L’étrange couleur des larmes de ton corps
De retour chez lui, un splendide appartement d’une magnifique maison Art Nouveau, Dan Kristensen constate que sa femme Edwige a disparu. Son enquête va lui faire découvrir les secrets de la maison et de ses occupants.
Un nouveau coup de maitre !
AMER avait estomaqué tous ses spectateurs. Premier film et directement un chef d’œuvre. Quelques temps plus tard, et après un petit détour, le temps d’un sketch de l’anthologie ABC OF DEATH, le duo Bruno Forzani et Hélène Cattet revient avec L’ÉTRANGE COULEUR DES LARMES DE TON CORPS. Ce projet a démarré 10 ans auparavant, mais, à l’époque, exigeait des moyens dont ne disposaient pas les aspirants cinéastes. Le succès d’AMER a ouvert bien des portes et les réalisateurs ont affiné leur métier.
L’ÉTRANGE COULEUR DES LARMES DE TON CORPS était un film attendu. A l’instar d’AMER, qui a tourné dans d’innombrables festivals, ce deuxième long a été programmé à Locarno, Toronto, Austin, au PIFFF, parmi bien d’autres. En Belgique, il a fait partie de la sélection du festival de Gand 2013 et a ouvert Offscreen 2014. Il est ensuite sorti en salle en France, au Luxembourg et en Belgique le 12 mars 2014.
On retrouve clairement la patte Forzani-Cattet ainsi que leurs obsessions : confusion du rêve et de la réalité, tueurs gantés de cuir, fantasmes SM de meurtre, gros plans, jeux de caméras, de couleur, de montage, de sonorisation, de musique, narration sensitive…

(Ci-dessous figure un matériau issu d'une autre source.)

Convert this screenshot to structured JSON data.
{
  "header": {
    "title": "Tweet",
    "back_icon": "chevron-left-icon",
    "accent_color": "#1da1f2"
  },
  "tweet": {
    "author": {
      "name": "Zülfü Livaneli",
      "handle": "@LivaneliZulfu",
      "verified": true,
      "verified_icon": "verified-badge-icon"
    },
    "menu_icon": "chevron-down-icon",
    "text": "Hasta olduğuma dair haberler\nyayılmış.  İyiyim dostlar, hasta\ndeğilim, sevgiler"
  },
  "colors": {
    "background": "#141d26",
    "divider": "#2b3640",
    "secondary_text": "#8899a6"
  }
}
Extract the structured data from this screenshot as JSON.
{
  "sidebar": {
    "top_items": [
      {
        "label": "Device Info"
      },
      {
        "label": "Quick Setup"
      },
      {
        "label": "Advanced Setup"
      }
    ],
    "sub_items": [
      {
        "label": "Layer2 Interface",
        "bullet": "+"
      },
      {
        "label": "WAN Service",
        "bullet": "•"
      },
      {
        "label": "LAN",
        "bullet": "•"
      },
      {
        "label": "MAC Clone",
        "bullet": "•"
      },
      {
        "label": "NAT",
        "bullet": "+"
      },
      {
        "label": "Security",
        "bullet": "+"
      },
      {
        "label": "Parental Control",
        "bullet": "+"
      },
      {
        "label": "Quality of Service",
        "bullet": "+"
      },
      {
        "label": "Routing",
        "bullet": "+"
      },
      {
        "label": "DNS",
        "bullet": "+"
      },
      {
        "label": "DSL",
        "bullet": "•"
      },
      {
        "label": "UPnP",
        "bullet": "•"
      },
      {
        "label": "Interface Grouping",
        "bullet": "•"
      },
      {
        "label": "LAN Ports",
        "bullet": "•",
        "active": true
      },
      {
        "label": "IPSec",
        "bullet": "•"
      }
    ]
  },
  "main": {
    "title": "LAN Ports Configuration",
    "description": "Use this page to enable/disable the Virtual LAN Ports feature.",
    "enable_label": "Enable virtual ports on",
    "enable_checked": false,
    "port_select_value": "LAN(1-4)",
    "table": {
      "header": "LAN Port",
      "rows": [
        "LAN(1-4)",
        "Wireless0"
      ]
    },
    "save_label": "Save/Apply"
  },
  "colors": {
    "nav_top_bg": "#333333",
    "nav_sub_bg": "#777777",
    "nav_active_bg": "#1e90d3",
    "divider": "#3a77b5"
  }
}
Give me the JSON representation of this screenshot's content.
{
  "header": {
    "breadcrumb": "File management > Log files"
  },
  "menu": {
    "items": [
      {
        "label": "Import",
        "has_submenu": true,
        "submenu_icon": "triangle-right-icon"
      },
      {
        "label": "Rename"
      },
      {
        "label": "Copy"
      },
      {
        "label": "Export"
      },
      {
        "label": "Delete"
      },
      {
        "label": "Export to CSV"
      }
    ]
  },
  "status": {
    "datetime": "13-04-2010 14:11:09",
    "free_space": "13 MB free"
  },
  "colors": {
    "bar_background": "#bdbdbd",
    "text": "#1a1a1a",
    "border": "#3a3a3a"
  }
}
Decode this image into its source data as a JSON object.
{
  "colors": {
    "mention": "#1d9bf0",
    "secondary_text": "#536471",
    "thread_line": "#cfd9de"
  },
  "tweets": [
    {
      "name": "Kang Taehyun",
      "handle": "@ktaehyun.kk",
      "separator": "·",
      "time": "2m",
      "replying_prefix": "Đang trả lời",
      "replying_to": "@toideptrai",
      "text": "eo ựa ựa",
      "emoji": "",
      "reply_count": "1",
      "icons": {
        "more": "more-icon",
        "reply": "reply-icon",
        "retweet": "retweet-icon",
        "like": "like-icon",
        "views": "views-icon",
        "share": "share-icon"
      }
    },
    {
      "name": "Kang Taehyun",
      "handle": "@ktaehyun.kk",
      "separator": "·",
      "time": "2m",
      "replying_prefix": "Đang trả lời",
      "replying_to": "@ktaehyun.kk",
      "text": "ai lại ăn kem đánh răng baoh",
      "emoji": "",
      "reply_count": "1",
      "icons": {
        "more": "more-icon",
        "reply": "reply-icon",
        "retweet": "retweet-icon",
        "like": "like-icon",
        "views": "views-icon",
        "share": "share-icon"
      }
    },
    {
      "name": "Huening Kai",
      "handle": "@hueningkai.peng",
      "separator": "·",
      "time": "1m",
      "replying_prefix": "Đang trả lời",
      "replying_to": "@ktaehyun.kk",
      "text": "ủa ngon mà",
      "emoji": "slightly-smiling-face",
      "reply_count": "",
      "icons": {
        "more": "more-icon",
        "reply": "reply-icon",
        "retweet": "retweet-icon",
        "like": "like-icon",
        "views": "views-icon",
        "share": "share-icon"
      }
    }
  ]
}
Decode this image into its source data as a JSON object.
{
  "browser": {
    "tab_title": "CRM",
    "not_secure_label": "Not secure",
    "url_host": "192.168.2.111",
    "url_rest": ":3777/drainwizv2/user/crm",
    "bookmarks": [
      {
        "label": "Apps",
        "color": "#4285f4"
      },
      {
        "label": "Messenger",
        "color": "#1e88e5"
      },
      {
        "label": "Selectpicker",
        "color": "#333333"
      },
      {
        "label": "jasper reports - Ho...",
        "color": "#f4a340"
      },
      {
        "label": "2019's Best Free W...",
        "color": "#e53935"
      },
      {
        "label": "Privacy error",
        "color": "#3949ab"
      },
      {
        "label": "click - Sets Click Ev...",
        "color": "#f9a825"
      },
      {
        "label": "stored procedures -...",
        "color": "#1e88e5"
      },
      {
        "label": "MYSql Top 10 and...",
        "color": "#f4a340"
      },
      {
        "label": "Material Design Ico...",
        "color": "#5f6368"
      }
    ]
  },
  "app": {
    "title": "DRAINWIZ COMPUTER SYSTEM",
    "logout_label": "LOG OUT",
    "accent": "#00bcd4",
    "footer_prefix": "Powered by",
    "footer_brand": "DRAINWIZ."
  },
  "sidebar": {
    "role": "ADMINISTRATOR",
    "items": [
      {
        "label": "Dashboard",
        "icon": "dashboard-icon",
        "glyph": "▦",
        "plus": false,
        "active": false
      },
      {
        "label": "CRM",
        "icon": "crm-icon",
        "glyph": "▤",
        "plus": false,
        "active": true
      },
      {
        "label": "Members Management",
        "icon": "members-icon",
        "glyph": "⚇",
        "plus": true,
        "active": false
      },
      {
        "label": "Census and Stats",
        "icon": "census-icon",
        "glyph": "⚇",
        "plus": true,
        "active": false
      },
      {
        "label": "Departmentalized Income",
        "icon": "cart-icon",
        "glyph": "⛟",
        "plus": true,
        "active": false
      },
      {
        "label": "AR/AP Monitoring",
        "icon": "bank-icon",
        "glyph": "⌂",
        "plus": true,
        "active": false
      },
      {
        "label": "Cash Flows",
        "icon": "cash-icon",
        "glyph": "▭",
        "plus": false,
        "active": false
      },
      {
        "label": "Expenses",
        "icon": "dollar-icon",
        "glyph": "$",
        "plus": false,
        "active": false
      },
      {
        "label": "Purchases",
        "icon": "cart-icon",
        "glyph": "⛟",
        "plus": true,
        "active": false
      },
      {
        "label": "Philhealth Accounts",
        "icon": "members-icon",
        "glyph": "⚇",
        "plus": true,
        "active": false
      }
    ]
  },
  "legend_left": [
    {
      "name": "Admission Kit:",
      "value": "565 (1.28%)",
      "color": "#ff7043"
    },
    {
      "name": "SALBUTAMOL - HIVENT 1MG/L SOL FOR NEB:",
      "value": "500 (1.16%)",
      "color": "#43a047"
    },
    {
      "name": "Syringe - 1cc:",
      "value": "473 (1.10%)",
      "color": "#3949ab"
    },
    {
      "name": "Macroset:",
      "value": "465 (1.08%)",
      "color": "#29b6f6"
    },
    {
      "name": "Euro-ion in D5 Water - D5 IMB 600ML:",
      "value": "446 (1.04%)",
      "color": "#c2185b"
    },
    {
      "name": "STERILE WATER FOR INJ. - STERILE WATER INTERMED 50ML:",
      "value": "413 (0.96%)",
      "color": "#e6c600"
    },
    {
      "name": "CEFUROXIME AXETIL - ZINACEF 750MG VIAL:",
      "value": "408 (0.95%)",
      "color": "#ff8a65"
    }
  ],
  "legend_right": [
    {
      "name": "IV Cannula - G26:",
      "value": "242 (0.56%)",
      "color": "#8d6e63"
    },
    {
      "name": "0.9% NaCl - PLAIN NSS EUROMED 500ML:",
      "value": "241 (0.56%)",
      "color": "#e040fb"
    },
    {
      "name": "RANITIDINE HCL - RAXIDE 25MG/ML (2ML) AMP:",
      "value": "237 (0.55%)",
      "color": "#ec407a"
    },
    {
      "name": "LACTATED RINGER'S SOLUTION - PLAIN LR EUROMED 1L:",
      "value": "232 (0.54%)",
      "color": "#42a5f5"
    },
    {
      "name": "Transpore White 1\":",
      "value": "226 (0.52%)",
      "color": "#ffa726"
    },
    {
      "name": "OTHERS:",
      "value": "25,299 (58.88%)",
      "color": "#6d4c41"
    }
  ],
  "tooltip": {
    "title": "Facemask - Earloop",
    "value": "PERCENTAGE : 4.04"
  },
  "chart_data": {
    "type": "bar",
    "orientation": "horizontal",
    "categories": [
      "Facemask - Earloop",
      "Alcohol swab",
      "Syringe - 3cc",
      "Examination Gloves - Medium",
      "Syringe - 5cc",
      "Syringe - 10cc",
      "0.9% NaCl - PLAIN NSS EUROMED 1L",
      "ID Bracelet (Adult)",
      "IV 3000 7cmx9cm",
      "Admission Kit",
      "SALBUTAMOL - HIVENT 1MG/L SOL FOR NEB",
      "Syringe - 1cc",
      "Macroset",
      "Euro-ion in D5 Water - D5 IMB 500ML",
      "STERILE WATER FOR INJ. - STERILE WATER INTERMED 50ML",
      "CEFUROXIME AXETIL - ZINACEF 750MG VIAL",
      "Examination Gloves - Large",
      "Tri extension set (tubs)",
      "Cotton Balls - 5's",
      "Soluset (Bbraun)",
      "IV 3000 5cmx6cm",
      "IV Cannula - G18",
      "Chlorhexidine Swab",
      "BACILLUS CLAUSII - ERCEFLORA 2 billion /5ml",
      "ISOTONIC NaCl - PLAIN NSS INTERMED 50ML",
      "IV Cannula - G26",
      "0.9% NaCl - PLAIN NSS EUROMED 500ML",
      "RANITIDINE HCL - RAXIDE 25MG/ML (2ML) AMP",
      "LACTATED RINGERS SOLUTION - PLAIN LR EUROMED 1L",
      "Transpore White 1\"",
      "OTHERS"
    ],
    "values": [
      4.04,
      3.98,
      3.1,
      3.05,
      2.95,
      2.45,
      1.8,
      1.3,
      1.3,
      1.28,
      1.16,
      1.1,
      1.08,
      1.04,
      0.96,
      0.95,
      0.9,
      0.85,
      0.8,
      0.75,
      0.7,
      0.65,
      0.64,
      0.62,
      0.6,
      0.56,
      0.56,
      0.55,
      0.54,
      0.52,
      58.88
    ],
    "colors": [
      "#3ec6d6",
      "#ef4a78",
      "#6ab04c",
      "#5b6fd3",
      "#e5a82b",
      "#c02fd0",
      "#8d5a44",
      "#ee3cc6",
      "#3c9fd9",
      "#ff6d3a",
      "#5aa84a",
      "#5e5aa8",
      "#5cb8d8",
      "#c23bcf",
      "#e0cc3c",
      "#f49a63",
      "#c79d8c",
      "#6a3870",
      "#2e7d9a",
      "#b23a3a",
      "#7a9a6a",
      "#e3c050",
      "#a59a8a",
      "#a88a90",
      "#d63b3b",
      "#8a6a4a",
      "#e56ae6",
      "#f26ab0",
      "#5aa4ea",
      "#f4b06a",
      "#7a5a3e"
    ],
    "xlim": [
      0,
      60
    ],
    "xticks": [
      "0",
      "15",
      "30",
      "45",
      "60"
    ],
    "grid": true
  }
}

Tout comme dans AMER, l’intrigue est de peu d’intérêt : qu’importe finalement cette histoire de disparition, qu’importent même les secrets de la maison, qu’importe la résolution de l’intrigue, ce n’est pas là que se trouve le cœur du film. D’ailleurs, on apprend ce qui serait arrivé à Edwige via une réplique, sans rien voir ; de même, quand un personnage apprend à Dan les raisons de la disparition d’Edwige, son explication (un passage classique lors de la résolution du film à intrigue) est rapidement noyée par la musique.
Ce cœur est donc CINEMA. Un film pur, c’est-à-dire qui est son propre objet. Un cinéma qui se regarde et qui se montre en tant qu’art cinématographique. Et il n’y a rien là de prétentieux ou d’abscons, c’est au contraire une très grande pureté formelle et qui permet à l’image animée (et sonorisée) de produire de l’émotion, sans que cette émotion ne procède de ce qui nous est raconté. Deux ans plus tôt, un autre très grand film a su se construire une poétique propre, tout en faisant lui aussi du cinéma son sujet : le retour gagnant de Leos Carax avec l’extraordinaire HOLY MOTORS (2012).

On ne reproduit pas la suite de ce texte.